KPB’de kullanılan oksijenatörler, doğal akciğere kıyasla CO2 uzaklaştırma kapasitesi tamamen farklı performansa sahiptir. Aslında, doğal akciğerin ventilasyon/perfüzyon (V/Q) oranı yaklaşık 0,8’dir (ortostatik pozisyonda akciğerin tepesinde daha yüksek ve altında daha düşüktür). Düşük pulmoner kan akışı durumunda olduğu gibi, bu oranın artması, PvCO2-ePCO2 gradyanı için koşulları yaratır. Buna karşılık, oksijenatörler, venöz kanı CO2 uzaklaştırma yeteneği çok daha yüksek bir verimliliğe sahiptir ve yaklaşık 0,4-0,5’lik optimum bir V/Q oranına sahiptir (13). Sonuç olarak, aşırı CO2 uzaklaştırmayı önlemek için, klinik uygulamada oksijenatöre gelen süpürme gazı karışımı akım (Qc)’nin %50’sini nadiren aşar. Oksijenatörlerin bu özelliği KPB sırasında VCO2 ölçümünde büyük avantaj sağlamaktadır (14).
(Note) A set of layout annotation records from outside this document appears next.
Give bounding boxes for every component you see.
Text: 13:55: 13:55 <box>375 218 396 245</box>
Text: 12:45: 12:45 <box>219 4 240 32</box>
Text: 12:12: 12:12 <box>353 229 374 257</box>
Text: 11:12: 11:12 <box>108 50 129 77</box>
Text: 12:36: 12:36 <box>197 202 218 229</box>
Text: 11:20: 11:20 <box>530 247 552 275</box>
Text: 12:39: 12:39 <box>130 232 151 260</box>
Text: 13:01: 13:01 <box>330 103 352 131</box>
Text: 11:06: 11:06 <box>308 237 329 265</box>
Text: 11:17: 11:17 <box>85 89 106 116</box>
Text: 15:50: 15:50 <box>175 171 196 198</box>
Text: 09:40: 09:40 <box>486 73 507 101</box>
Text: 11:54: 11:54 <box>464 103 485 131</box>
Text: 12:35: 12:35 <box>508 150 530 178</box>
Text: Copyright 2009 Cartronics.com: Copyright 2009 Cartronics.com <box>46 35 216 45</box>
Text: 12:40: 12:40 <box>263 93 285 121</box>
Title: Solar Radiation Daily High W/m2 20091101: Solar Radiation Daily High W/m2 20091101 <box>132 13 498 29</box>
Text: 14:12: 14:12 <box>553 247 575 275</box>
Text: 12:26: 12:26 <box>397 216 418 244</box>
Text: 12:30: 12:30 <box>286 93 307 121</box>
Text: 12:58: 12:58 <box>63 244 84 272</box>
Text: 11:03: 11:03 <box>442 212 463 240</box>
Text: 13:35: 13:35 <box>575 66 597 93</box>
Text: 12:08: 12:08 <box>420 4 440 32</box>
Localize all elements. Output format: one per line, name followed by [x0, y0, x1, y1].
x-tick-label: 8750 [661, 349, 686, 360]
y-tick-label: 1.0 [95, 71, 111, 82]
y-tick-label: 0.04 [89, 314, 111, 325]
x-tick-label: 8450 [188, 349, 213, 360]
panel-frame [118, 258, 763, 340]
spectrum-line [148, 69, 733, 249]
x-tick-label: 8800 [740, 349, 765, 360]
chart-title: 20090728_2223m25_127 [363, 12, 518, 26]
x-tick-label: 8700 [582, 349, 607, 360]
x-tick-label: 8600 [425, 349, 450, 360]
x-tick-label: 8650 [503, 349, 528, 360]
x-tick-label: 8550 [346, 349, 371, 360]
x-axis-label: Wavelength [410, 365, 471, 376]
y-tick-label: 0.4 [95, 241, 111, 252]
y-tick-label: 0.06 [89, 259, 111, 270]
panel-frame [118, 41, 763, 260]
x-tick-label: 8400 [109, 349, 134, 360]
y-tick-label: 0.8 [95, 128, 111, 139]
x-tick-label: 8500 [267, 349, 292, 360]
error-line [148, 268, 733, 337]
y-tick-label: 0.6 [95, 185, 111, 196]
VCO2 = Akım (Qc) X (Mix Venöz CO2 -Arter CO2)
O2Er
Oksijen ekstraksiyonu (O2ER), vücudun VO2 sistemik oksijen iletimine (DO2) oranıdır ve formülde gösterildiği gibi doku talebi durumuna göre perfüzyon tedarik verimliliğini yansıtır. Klinik olarak, baypas sırasında O2ER değerlerinin %27’den fazla yükselmesi, olası uç organ disfonksiyonu ile birlikte perfüzyon yetersizliğini yansıtmaktadır (15).
O2ER = VO2 / DO2
SvO2
SVO2, DO2, ile oksijen ihtiyacı arasındaki dengeyi yansıtır. SvO2 periferik organlardan O2 ekstraksiyonunu temsil eder ve bu nedenle DO2 azaldığında artar. Venöz dönüşün çok düşük bir metabolik hızda (kaslar gibi) organlardan gelmesi nedeniyle, bazı periferik organlar (splanknik bölge) düşük bir bölgesel SvO2’ye sahip olsa bile, sistemik SvO2 normal görünebilir (16). DO2, kalp debisi ve hematokrit ile belirlenirken, oksijen talebi gerçek metabolik durumu yansıtır. SvO2 değeri genel olarak %70 üzeri kabul edilmektedir.
Flow
Pompa kan akışı koşulları çok dinamiktir ve birçok sistematik koşula bağlıdır. Temel amaç, esas olarak farklı sıcaklıklarda dokuların ve organların fizyolojik ihtiyaçlarını karşılayan yeterli perfüzyon sağlamaktır (17). VYA değeri hastanın boyu ve kilosu kullanılarak her olgu için ayrı ayrı hesaplanmaktadır. Hastaya, hipotermi düzeyine ve prosedüre göre pompa kan akımı değeri hesaplandıktan sonra KPB’de hesaplanan değerlerde çalışılması aksi bir durum veya komplikasyon olmadığında elzemdir. Yukarıda yer alan formüllerden de anlaşılacağı gibi pompa kan akımı tüm HOP kriterlerinde temel hesaplama değerlerinden birisidir.